Guy Gentizon jeudi 31 octobre 2019

Le projet « The Turning » (le « virage ») en Suisse romande proposait aux chrétiens de vivre deux semaines entre Eglises pour partager l’Evangile aux habitants de leur région. En fonction des vacances scolaires, la première semaine a eu lieu du 12 au 19 octobre dans le nord de la Suisse romande: dans les cantons de Berne, Jura et Neuchâtel. La seconde a eu lieu du 19 au 26 octobre dans les cantons de Vaud, Genève, Valais et Fribourg. Témoignage d’une journée du « Turning » à Gland par Guy Gentizon, pasteur retraité.

Jeudi 24 octobre, je me joins à la vingtaine de chrétiens, jeunes et moins jeunes, qui se retrouvent dans les locaux de l’Eglise évangélique Arc-en-Ciel de Gland (FREE). Nous allons sur le « terrain ». Le trio au sein duquel je suis intégré avec Thomas et Fanny, une jeune croyante, se rend dans le nouveau quartier d’Eikenøtt, sis en bordure de l’autoroute, avec ses 1'300 habitants qui y vivent depuis 5 ans.

Au QG « secondaire » de La Côte à Gland

Je sais que parmi eux deux joueurs de pétanque du groupe des aînés de la ville y demeurent. Il m’est arrivé de prier dans la rue pour le premier. Le second s’est intégré au club depuis peu et je n’ai aucune idée de ses croyances. En à peine une heure, je vais croiser leur chemin ! Le premier a déjà été abordé par des équipiers il y a deux jours. C’est néanmoins une opportunité de le bénir et de l’encourager à rejoindre le groupe de maison du quartier.
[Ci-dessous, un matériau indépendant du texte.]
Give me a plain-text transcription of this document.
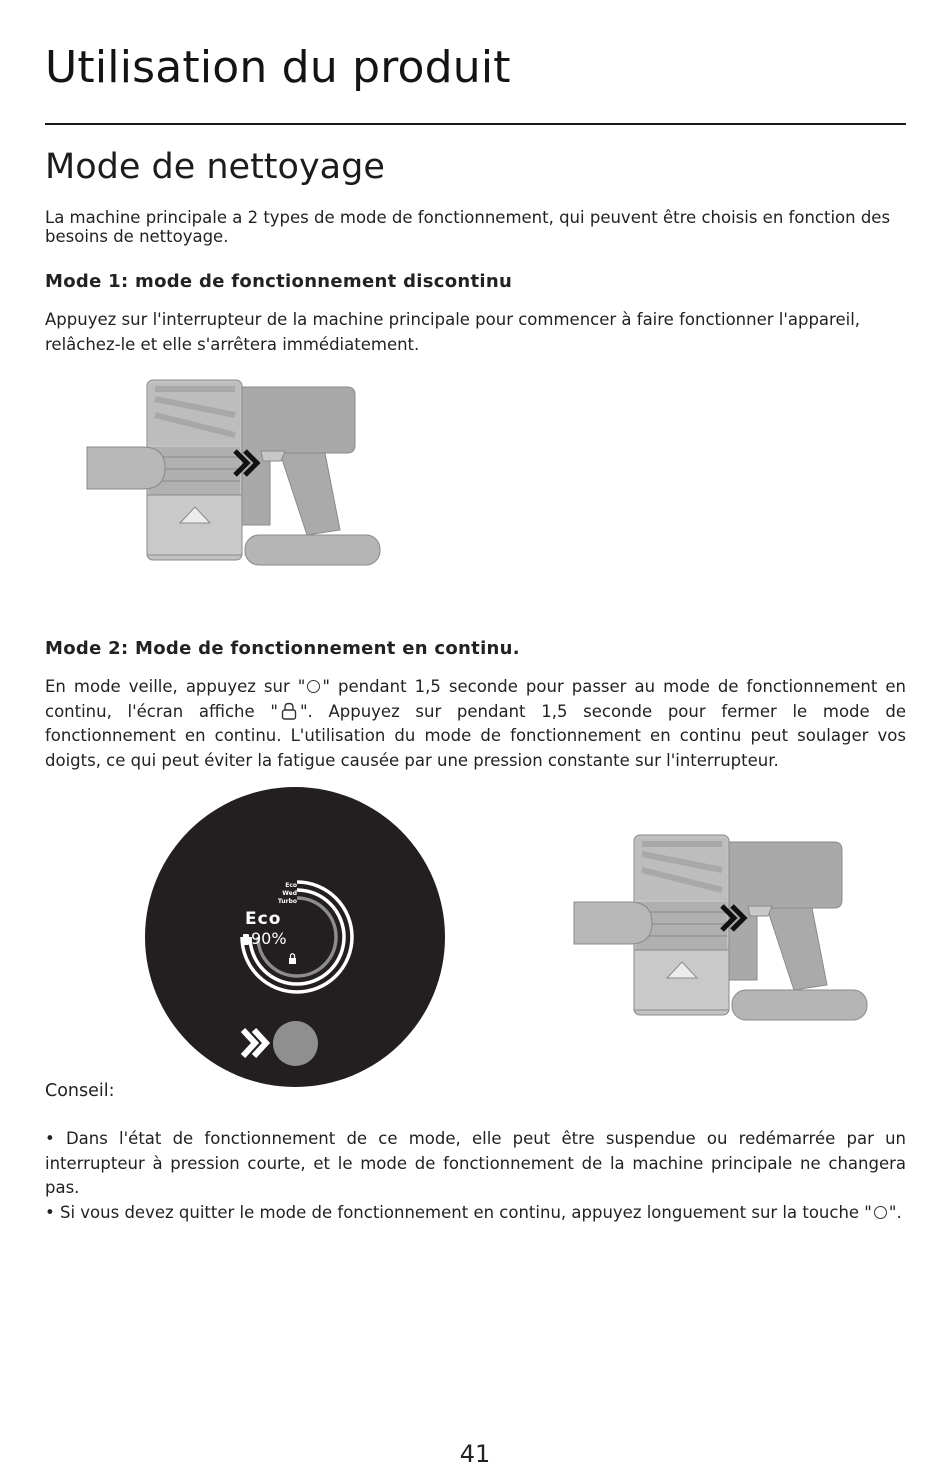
Utilisation du produit
Mode de nettoyage
La machine principale a 2 types de mode de fonctionnement, qui peuvent être choisis en fonction des besoins de nettoyage.
Mode 1: mode de fonctionnement discontinu
Appuyez sur l'interrupteur de la machine principale pour commencer à faire fonctionner l'appareil, relâchez-le et elle s'arrêtera immédiatement.
Mode 2: Mode de fonctionnement en continu.
En mode veille, appuyez sur " " pendant 1,5 seconde pour passer au mode de fonctionnement en continu, l'écran affiche " ". Appuyez sur pendant 1,5 seconde pour fermer le mode de fonctionnement en continu. L'utilisation du mode de fonctionnement en continu peut soulager vos doigts, ce qui peut éviter la fatigue causée par une pression constante sur l'interrupteur.
Eco
Wed
Turbo
Eco
90%
Conseil:
• Dans l'état de fonctionnement de ce mode, elle peut être suspendue ou redémarrée par un interrupteur à pression courte, et le mode de fonctionnement de la machine principale ne changera pas.
• Si vous devez quitter le mode de fonctionnement en continu, appuyez longuement sur la touche " ".
41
Justement cela tombe bien, parce c’est le responsable de ce groupe de maison qui est la personne chargée du contact de suite qu’on l’a encouragé à rencontrer.
J’aborde le second de mes collègues du club de pétanque en lui adressant les deux phrases d’approche censées nous permettre d’entrer en matière sans détour. « Sait-il que Dieu l’aime et que Dieu a un projet de vie pour lui ? » Je le vois abasourdi, ayant peine à reprendre son souffle. Il est très surpris d’apprendre que je suis pasteur retraité. Lui-même a suivi une formation en Ecole biblique il y a bientôt 40 ans. Mais les vicissitudes de la vie ont fait que, s’il continue de croire en Jésus, par contre il n’a plus de contacts avec une Eglise. Pour lui cette rencontre est l’occasion de renouer avec la fréquentation d’une communauté. Il est aussi très étonné d’apprendre qu’un groupe de maison a lieu à quinzaine dans le bâtiment voisin de son appartement.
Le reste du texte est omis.